Einige Sternhaufen sind noch zu nennen: Messier 52 (= NGC 7654) bei (2005/155). Südöstlich davon ist bei (1670/600) ein weniger auffälliger offener Haufen namens [FSR2007] 0433 zu sehen, aus dem Katalog von Froebrich, Scholz & Raferty (2007). Nördlich des westlichen „Zahns“ von SH 2-157 liegt noch bei (4910/2730) NGC 7510.
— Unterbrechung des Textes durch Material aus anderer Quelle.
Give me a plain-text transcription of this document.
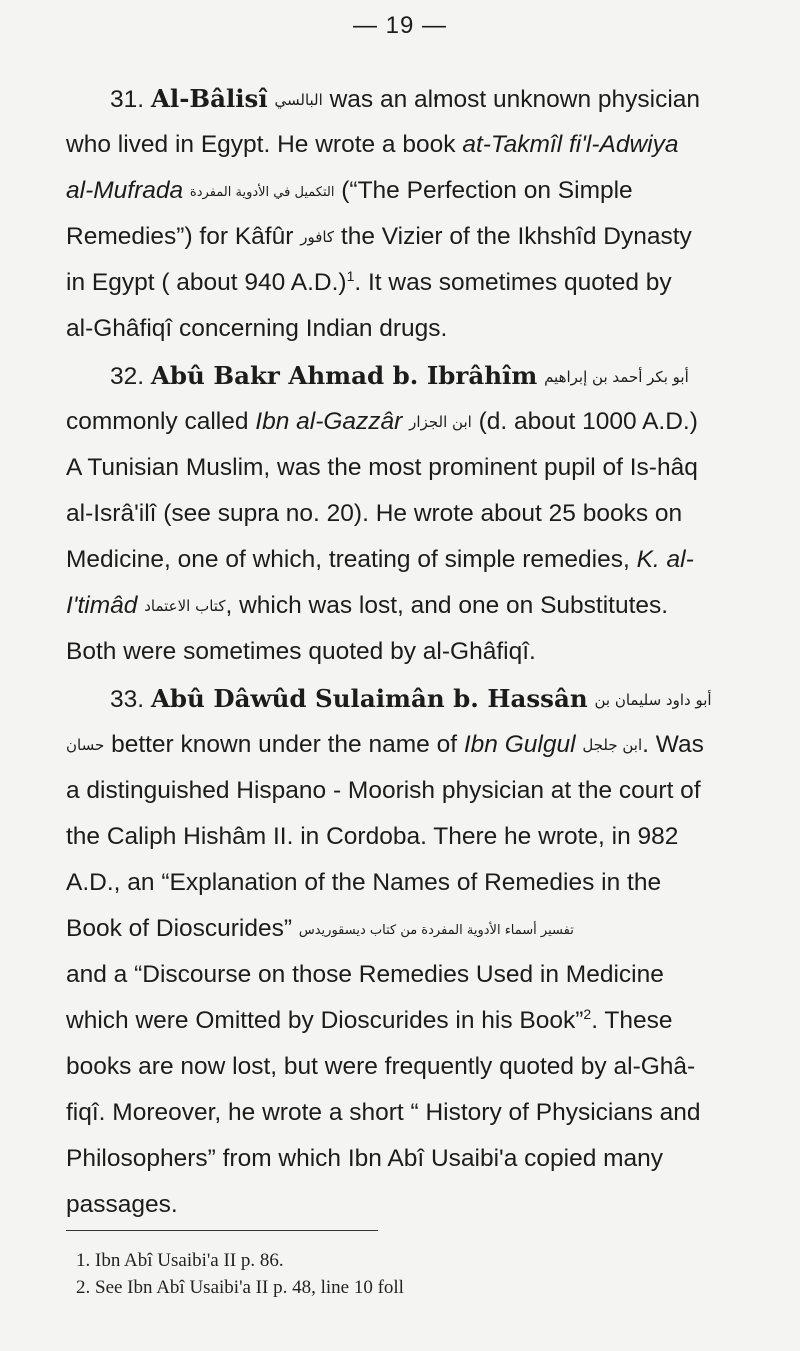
— 19 —
31. Al-Bâlisî البالسي was an almost unknown physician
who lived in Egypt. He wrote a book at-Takmîl fi'l-Adwiya
al-Mufrada التكميل في الأدوية المفردة (“The Perfection on Simple
Remedies”) for Kâfûr كافور the Vizier of the Ikhshîd Dynasty
in Egypt ( about 940 A.D.)$^1$. It was sometimes quoted by
al-Ghâfiqî concerning Indian drugs.
32. Abû Bakr Ahmad b. Ibrâhîm أبو بكر أحمد بن إبراهيم
commonly called Ibn al-Gazzâr ابن الجزار (d. about 1000 A.D.)
A Tunisian Muslim, was the most prominent pupil of Is-hâq
al-Isrâ'ilî (see supra no. 20). He wrote about 25 books on
Medicine, one of which, treating of simple remedies, K. al-
I'timâd كتاب الاعتماد, which was lost, and one on Substitutes.
Both were sometimes quoted by al-Ghâfiqî.
33. Abû Dâwûd Sulaimân b. Hassân أبو داود سليمان بن
حسان better known under the name of Ibn Gulgul ابن جلجل. Was
a distinguished Hispano - Moorish physician at the court of
the Caliph Hishâm II. in Cordoba. There he wrote, in 982
A.D., an “Explanation of the Names of Remedies in the
Book of Dioscurides” تفسير أسماء الأدوية المفردة من كتاب ديسقوريدس
and a “Discourse on those Remedies Used in Medicine
which were Omitted by Dioscurides in his Book”$^2$. These
books are now lost, but were frequently quoted by al-Ghâ-
fiqî. Moreover, he wrote a short “ History of Physicians and
Philosophers” from which Ibn Abî Usaibi'a copied many
passages.
1. Ibn Abî Usaibi'a II p. 86.
2. See Ibn Abî Usaibi'a II p. 48, line 10 foll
Warum ist BD+60°2522 eigentlich so weit aus dem geometrischen Blasenzentrum entfernt? Zur Zeit wird diskutiert, ob der Stern als „weglaufender Stern“ (runaway star) nach der Blasenbildung diese Stätte künftig wieder verlässt. Die messbare Eigenbewegung deutet an, dass dieser Gedanke ernst genommen werden sollte. Der Stern läuft in der Tat nach Nordosten.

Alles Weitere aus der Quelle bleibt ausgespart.